Schöne Stunden in Sedlice


Sedli

Zum Schluss haben alle Teilnehmer am deutsch-tschechischen Klöppel-Ferientag im südböhmischen Sedlice den Schatz gefunden. Nicht nur den, den sie - verpackt in blauen Plastiktüten – fest in Händen hielten. Vielmehr sprach Tiefenbachs Gemeindeoberhaupt Ludwig Prögler vom Schatz der Freundschaft, hat doch der abwechslungsreiche Sonntag dazu beigetragen, dass sich Kinder und Erwachsene beider Länder wieder ein Stück näher gekommen sind.
Und das nicht nur am Klöppelsack. Denn am Vormittag galt es für die Mädchen-Gruppe – Jungs waren leider nicht zu sehen - erst einmal, ihr bisher schon erworbenes Können mit hölzernem Klöppel und feinem Garn unter Beweis zu stellen. Das war gar nicht schwer. Jiri Rod, Bürgermeister von Sedlice, hatte nämlich zusammen mit den örtlichen Klöpplerinnen, an der Spitze Klöppellehrerin Martina Vrbova und deren Mutter Emilie, sowie Dolmetscherin Miroslava Vackova ein absolut kindgerechtes Programm mit großem Spaßfaktor vorbereitet. Das kam sogar bei den erwachsenen Begleiterinnen vom Klöppelkreis Schönsee-Stadlern-Tiefenbach gut an, denn das Zeichnen von einfachen Klöppelbriefen war für sie ebenso eine interessante Neuheit. Sie hatten zusammen mit ihren jungen Schützlingen nicht zum ersten Mal die rund zweistündige Fahrt ins Nachbarland mit angetreten.
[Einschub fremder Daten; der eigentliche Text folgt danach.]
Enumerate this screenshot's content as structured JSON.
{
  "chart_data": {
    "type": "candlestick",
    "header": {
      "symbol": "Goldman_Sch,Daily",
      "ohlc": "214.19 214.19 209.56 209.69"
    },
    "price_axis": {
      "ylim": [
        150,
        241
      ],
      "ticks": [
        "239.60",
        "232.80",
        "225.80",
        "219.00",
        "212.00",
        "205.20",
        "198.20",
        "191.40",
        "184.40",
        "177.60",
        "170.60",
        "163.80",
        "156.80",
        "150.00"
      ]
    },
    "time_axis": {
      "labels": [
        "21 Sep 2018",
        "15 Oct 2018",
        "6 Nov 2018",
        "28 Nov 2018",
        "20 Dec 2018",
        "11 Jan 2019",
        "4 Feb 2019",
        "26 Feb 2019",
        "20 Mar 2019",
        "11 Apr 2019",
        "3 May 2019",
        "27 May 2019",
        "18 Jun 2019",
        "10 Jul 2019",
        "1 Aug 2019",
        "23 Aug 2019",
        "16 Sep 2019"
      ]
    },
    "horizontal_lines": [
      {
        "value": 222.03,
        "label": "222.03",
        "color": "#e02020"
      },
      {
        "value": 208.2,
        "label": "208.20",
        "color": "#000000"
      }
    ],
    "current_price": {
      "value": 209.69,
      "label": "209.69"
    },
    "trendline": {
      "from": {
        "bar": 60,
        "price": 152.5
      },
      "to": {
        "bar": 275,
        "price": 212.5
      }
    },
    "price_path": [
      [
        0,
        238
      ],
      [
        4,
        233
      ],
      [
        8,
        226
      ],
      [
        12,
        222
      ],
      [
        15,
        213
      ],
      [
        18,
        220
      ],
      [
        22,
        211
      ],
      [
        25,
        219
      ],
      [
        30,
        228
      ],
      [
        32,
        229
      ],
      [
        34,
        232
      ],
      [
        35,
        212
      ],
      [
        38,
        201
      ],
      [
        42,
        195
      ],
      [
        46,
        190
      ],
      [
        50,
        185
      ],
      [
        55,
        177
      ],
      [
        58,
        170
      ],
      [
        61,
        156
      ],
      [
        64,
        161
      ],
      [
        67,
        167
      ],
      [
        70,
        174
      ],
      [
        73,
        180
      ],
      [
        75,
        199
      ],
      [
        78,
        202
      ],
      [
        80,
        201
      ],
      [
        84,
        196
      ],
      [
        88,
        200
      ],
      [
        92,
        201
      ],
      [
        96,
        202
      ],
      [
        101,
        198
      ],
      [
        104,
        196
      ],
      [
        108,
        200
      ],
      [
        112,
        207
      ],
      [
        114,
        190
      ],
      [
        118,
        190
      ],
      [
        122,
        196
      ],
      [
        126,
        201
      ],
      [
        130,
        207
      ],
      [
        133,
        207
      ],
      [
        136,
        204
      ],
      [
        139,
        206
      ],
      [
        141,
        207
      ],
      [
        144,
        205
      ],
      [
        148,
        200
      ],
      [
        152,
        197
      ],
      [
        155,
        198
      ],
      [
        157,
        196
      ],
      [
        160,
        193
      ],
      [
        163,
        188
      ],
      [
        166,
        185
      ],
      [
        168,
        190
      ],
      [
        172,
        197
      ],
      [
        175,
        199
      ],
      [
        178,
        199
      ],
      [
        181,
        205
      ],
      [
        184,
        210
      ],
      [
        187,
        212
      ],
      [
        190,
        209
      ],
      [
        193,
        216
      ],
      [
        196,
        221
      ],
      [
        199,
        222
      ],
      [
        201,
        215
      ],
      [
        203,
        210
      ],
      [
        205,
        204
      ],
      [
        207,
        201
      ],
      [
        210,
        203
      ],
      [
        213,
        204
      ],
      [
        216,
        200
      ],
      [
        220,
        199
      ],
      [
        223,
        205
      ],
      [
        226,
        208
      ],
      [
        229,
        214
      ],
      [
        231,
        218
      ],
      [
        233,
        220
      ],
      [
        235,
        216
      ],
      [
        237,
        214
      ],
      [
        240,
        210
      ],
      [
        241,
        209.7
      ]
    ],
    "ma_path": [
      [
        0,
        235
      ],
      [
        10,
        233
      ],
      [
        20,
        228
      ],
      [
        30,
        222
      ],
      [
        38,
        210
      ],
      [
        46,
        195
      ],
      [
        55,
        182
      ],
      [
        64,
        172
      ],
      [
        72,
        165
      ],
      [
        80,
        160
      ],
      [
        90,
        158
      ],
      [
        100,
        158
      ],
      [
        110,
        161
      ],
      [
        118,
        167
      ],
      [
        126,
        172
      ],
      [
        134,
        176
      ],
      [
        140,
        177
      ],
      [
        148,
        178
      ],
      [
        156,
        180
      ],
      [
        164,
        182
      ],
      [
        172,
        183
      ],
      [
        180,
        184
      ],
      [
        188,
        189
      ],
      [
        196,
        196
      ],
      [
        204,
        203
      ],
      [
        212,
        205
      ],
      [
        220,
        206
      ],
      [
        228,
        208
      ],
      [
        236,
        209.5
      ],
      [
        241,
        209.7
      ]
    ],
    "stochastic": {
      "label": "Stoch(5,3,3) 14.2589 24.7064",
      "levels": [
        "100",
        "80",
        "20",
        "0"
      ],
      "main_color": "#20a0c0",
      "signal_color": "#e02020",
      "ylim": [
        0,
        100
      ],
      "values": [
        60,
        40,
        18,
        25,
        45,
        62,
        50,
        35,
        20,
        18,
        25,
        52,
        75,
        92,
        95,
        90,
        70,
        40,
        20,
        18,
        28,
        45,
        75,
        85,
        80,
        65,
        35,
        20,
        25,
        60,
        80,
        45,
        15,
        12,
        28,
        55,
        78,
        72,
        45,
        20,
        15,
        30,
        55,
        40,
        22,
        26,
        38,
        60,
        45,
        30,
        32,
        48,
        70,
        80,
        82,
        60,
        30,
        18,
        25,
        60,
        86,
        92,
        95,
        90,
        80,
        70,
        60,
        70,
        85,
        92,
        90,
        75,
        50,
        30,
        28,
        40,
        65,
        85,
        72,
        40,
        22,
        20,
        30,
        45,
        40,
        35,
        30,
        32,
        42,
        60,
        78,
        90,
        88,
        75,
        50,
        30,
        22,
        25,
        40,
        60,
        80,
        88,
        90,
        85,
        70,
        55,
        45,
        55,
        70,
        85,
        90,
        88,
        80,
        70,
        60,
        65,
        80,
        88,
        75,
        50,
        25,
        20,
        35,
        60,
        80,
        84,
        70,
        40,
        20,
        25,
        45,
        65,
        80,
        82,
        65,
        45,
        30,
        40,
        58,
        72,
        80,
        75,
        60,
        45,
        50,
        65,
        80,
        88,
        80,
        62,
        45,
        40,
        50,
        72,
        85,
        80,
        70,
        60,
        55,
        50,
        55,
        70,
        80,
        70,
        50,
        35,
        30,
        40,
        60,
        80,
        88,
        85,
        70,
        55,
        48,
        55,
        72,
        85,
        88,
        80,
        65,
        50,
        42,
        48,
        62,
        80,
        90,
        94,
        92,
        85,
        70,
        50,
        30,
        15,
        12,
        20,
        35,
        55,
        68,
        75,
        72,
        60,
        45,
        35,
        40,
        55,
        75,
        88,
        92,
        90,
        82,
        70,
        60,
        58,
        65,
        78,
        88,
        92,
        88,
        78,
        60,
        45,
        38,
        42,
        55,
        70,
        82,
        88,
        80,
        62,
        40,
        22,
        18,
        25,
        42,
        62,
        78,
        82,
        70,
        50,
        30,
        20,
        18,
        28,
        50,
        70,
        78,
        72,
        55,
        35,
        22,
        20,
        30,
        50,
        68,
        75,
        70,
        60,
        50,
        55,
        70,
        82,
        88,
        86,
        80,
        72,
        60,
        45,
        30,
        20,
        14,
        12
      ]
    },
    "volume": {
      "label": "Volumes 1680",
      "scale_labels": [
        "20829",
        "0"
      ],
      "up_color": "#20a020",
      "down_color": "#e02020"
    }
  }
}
Große Augen machten die Damen außerdem, als mit einer zuvor geklöppelten Kette, einem Stab, Garn und gefärbten Kokosfasern wahre Kunstwerke entstanden, die sie so noch nicht gekannt hatten. Egal, die Mädels jedenfalls waren sichtlich stolz auf das Geschaffene und hatten zudem ein nicht alltägliches Mitbringsel für Zuhause.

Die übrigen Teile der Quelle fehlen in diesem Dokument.